Let’s say you, dear reader, have recorded and commercially released an album. PRO’s such as ASCAP, BMI, SESAC, GEMA, PRS, etc. will pay publishers and songwriters as a single unit equivalent to 200%; 100% to you and 100% to your publisher. This does not mean they will issue double payment, but wouldn’t that be nice? Going back to our handy idea of a song, it now splits between master and composition, and then splits even further so composition has its own messed up math of two sides equalling 100%.
Funny enough, these companies have only been around for the last hundred or so years, when recorded music playing in a public space has been an option. The first PRO was established in France during the 1850’s. U.S. based PRO’s, in typical American fashion, came later in 1914.
Performance Royalties (AKA Public Performance)
PRO’s collect royalties when a song is broadcasted or performed publicly. By legal definition this is any music performed in a PUBLIC SPACE that isn’t your family or friends.
No, the whole bar is not your friend.
And yes, so many businesses/venues break this law. You see that sticker on the door of a bar that says ASCAP or BMI? That bar tracks their plays to give royalties to musical artists.

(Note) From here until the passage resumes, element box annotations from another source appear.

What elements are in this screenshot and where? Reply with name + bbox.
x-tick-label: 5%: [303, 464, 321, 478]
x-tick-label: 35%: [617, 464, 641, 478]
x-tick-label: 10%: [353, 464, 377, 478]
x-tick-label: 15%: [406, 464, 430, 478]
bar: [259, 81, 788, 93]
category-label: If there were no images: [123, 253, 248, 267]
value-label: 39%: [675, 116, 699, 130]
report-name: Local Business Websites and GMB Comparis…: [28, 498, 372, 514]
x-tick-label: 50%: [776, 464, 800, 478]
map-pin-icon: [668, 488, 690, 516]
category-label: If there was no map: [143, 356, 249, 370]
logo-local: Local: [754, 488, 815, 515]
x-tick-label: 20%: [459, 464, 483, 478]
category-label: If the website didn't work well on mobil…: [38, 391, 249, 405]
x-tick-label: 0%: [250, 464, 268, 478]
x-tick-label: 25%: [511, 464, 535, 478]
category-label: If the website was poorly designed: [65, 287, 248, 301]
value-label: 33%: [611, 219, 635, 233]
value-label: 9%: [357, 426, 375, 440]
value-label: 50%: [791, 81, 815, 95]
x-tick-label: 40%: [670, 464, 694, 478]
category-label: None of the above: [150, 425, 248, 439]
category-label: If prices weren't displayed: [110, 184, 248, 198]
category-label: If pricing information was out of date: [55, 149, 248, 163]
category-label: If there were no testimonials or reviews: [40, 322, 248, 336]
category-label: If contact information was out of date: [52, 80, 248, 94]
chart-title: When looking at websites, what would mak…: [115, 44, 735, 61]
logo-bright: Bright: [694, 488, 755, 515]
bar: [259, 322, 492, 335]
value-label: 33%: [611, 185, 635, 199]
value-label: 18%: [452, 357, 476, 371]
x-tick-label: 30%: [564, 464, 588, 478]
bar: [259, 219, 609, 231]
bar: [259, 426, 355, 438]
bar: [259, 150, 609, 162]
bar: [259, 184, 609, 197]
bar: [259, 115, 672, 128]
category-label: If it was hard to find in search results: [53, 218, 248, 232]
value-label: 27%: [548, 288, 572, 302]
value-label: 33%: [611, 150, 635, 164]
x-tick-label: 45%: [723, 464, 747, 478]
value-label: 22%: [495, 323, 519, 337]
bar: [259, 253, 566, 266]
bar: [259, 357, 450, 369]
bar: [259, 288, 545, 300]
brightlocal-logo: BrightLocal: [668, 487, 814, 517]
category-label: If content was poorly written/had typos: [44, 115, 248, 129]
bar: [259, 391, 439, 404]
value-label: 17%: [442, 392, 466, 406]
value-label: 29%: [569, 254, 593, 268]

This is the royalty artists receive from duplicating a sound recording. Think of it as the mechanical duplication of the song. Every time a label presses a CD of a song, for example, the artist is due a mechanical royalty although there are other kinds of duplication besides pressing a record.
The Statutory Rate is the amount paid for each duplication composition. In 2017 the rate for an average 3:30/4ish minute song is 9.1 cents. Any song over 5 minutes adds 1.75 cents per extra minute. Typically no one needs to know that, but I realize I am talking to a bunch of metalheads who have at least 20 riffs that all are slammed into one 8 minute anthem. For that I applaud you.
This mechanical license will grant the rights to reproduce and distribute music compositions physically, on interactive streams, ringtones, and other configurations. These mechanical royalties will also be paid when music is streamed because streaming is replicating the sound recording.
This about sums it up for 101 in the royalty business of music… in it’s physical form. Streaming is a entirely different beast. We’ll cover streaming royalties in a future column.